Hanno comprato una vecchia casa per sfuggire alla città… Ma ciò che li aspettava dentro ha fatto crollare ogni loro certezza

Quando Alina e Timur hanno deciso di lasciare la città, gli amici li prendevano in giro.
“Non durerete nemmeno un mese in campagna,” dicevano.
Ma loro erano convinti: ne avevano bisogno.

La città li aveva svuotati. Traffico eterno, cemento ovunque, visi freddi, rumore costante, e quella sensazione opprimente che la libertà fosse solo una bugia ben confezionata.

Sognavano silenzio, alberi al posto dei palazzi, veri dialoghi invece di notifiche e schermi.
E poi l’hanno trovata: una vecchia villa abbandonata, coperta di muschio, in fondo a una strada dimenticata. Malandata, ma con un’anima. Come se li stesse aspettando.

Solo che lì dentro non erano soli.

Fin dal primo giorno qualcosa non andava.
Difficile da spiegare.
I passi sul pavimento suonavano sbagliati.
Le finestre lasciavano entrare spifferi… che sembravano respiri.
E gli specchi.

Erano ovunque.
In ogni stanza, incassati nei muri. Vecchi, opachi, con cornici antiche. I precedenti proprietari li avevano lasciati lì, come se fossero parte della casa stessa.
Alina provò a coprirli. A spostarli. Ma non si muovevano. Come incollati. Come vivi.

Poi notò l’inquietante dettaglio: i riflessi non erano sincronizzati.
Un piccolo ritardo nei movimenti. Una frazione di secondo, quasi impercettibile… ma sufficiente a farle gelare il sangue.

Non disse nulla. Timur pensava fosse solo stanchezza, suggestione. Ma la terza notte sentirono bussare.
Tre colpi. Secchi. Provenivano dal semiterrato.
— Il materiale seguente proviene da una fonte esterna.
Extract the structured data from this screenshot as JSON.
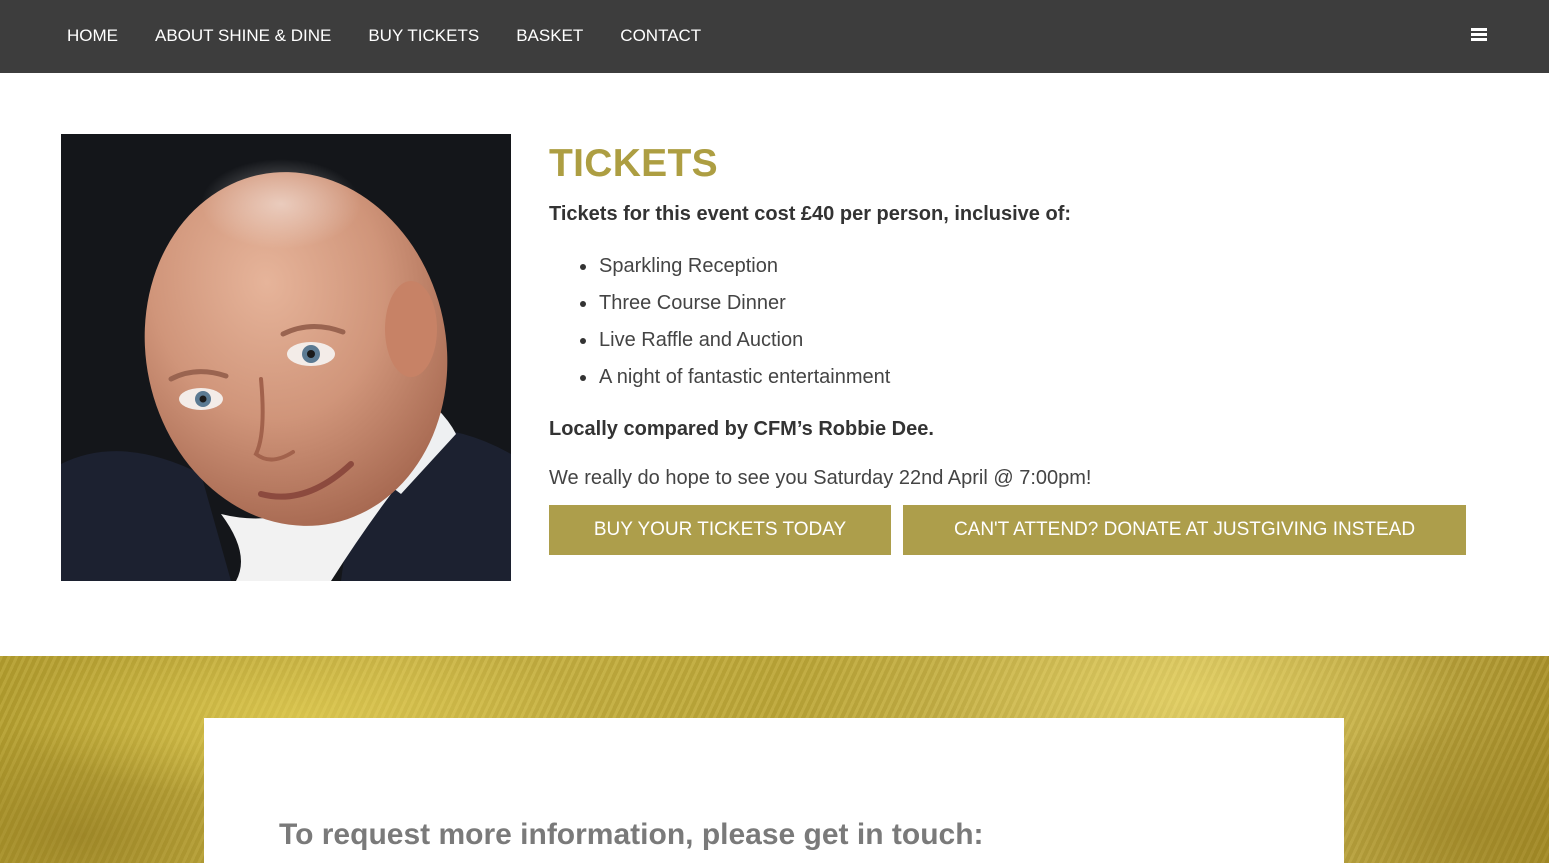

La porta del seminterrato era chiusa da anni. Il lucchetto era arrugginito, senza chiave. Non l’avevano mai aperta.
Eppure la mattina dopo…
era socchiusa.
Il lucchetto intatto. Ma la porta… aperta.

Timur decise di scendere.

Le scale erano strette, scavate nella pietra viva. L’aria umida, il buio quasi solido.
L’unica cosa nel seminterrato era uno specchio.

Non uno qualsiasi.
Non come gli altri.
Questo era intatto, lucido, dorato, splendente.
Eppure… non rifletteva la luce della torcia.

Timur si avvicinò.
Si vide.
Ma quando si voltò per chiamare Alina… il riflesso rimase fermo.

Non lo seguiva.
Lo fissava.
Sorridendo.

Timur indietreggiò. Cadde. Si rialzò di colpo.
Lo specchio era… vuoto.
Nessun riflesso. Nessuno.

Da quel giorno, niente fu più come prima.
Alina cominciò a spegnersi.
Diceva di sentirsi diversa. Che vedeva sé stessa… da fuori.
Come se qualcuno abitasse nel suo corpo.
Come se lei fosse solo una spettatrice.

Timur, invece, si svegliava di notte sentendo una voce sussurrare il suo nome.
Ma Alina dormiva.
E spesso la trovava in piedi davanti allo specchio, immobile, con gli occhi spalancati… ma vuoti.

Decisero di fuggire.
Raccolsero poche cose.
Salirono in macchina.
Ma gli specchi… non si lasciavano toccare.
Provò a romperne uno con un martello.
La crepa si aprì — e da lì colò qualcosa di rosso.

Scapparono.
Lasciarono tutto.
Forse persino loro stessi.

Perché quando si guardarono nello specchietto retrovisore dell’auto…
Le facce che videro non erano le loro.
Erano simili. Ma non erano loro.

Oggi vivono in un altro Paese. Nessuno sa dove.
Niente social.
Nessuna foto.
Neppure uno specchio in casa. Nemmeno la fotocamera frontale del telefono.

Non parlano mai di quella casa.
Ma a volte, nel cuore della notte, Alina sussurra:
“Lui guarda. Lui aspetta. Vuole tornare.”